A year after filing suit against two handset manufacturers for copyright infringement, Nokia China is still waiting for its case to be heard.
The company filed a complaint against Telsda Mobile Communication Co. Ltd and Song Xun Da Zhong Ke Electronic Co. Ltd on June 12 last year.
The suit was accepted by the Beijing No. 2 Intermediate People's Court but so far the court has not yet set a date on a hearing.
The Finnish firm is alleging that Telsda’s A317 handset used the distinctive form factor and keypad design of Nokia’s 7620 device. An official close to the case said Telsda had claimed it was “inspired” by the Nokia design.
The A317 has since been withdrawn from the market and all references to the product have been removed from the company website.
Telsda is a privately-held firm based in Shenzhen, established in 1998. In 2005 it was nominated by the Shenzhen People’s Government as a “triple-A export enterprise” and as one of the “100 Strong Enterprises.”
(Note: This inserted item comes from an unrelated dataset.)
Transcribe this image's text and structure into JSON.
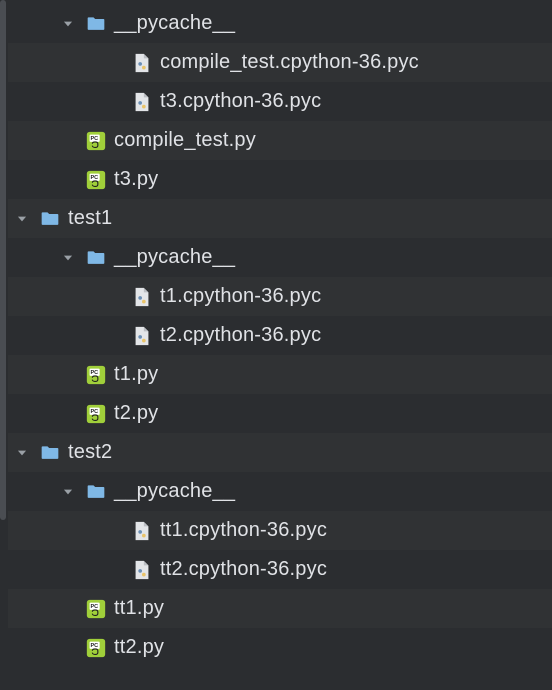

The official said the litigation places MII in a difficult position because of the conflict between its dual roles in developing the local industry and ensuring protection of all ICT intellectual property rights.
MII vice-minister Lou Qinjian, the ministry’s point-man on IPR, said recently that intellectual property was being used by multinational companies as “one of many competitive strengths” to compete against Chinese companies.
“One side looking to maximize its IPR benefit brings a certain negative impact into normal market competition and technology innovation,” Lou said in an interview published on the MII website on “World IPR Day”, April 26.
Lou said that because of both domestic and international factors, China’s ICT IPR development environment was “very grim”.
He said China needed a strong IPR protection regime “to support the IPR innovation and productization” of Chinese technology.